The only way you can select such a cat is to familiarise yourself with the cat’s behaviour and character before adoption. It occurs to me, too, that it would be useful to allow the family’s child to be involved in the adoption process by interacting with the cat to be adopted.
Sometimes, cats form almost immediate bonds with people or they demonstrate that they are attracted to a person. Perhaps it is their scent which attracts them. But they move towards the person and want interact with them. If this happens to a child it would encourage me as a parent to adopt that cat.
Perhaps it is fair to say that the weak link in a family in terms of where problems can occur in interacting with domestic cats is the children of the family. They’re the ones who are most likely to go wrong because they can be a bit impetuous and silly. They can forget what they’ve been told about how to handle the cat and are unaware of the consequences of their behavior.

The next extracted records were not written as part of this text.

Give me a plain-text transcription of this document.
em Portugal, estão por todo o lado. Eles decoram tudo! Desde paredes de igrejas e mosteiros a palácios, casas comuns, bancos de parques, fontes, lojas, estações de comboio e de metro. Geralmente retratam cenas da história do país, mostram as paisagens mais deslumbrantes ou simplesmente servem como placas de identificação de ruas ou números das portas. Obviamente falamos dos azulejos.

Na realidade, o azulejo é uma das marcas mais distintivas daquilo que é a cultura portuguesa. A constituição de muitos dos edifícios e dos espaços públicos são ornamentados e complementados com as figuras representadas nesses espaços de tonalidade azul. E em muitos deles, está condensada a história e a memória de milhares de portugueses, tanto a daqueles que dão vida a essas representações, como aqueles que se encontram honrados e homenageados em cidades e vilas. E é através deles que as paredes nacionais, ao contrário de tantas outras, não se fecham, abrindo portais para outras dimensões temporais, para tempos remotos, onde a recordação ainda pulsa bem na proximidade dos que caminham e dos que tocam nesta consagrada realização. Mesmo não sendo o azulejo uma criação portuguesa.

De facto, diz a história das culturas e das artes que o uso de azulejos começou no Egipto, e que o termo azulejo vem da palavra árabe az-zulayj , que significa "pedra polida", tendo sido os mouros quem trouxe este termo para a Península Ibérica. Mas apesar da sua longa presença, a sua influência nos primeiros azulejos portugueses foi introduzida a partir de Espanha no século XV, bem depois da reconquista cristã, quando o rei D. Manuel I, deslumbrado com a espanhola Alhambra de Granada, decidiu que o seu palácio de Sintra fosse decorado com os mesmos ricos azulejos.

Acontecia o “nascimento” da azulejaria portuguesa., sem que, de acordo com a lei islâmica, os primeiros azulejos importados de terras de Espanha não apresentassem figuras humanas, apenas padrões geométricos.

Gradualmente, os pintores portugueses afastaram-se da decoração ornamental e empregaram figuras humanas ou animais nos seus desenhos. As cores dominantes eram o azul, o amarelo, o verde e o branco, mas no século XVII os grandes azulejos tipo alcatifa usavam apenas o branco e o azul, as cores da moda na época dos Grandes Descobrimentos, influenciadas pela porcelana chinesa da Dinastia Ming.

If the family cat has a close relationship with the child they’re going to be less likely to behave fearfully towards the person. Fearfulness is more likely to lead to the odd slap or bite when the animal is inappropriately provoked for whatever reason.
There is a another aspect to this. Cats build up their energy over the day and there needs to be an outlet for it. If play takes place at a time when a cat is in a mood to hunt it may be quite easy to overstimulate him. Overstimulation to petting can lead to biting because the cat perceives the petting as play. We know that play is play-hunting for a cat so it a logical extension to bite. You can’t blame the cat for that.
So timing when to play with a cat can be a factor. If a cat has had a chance to release energy than arguably they are less likely to respond to inappropriate handling in a negative way (from the person’s perspective).
The bottom line is to select an imperturbable cat and to handle him/her with respect (as a cat not a little human). Parents should have some knowledge of cat behavior before adopting.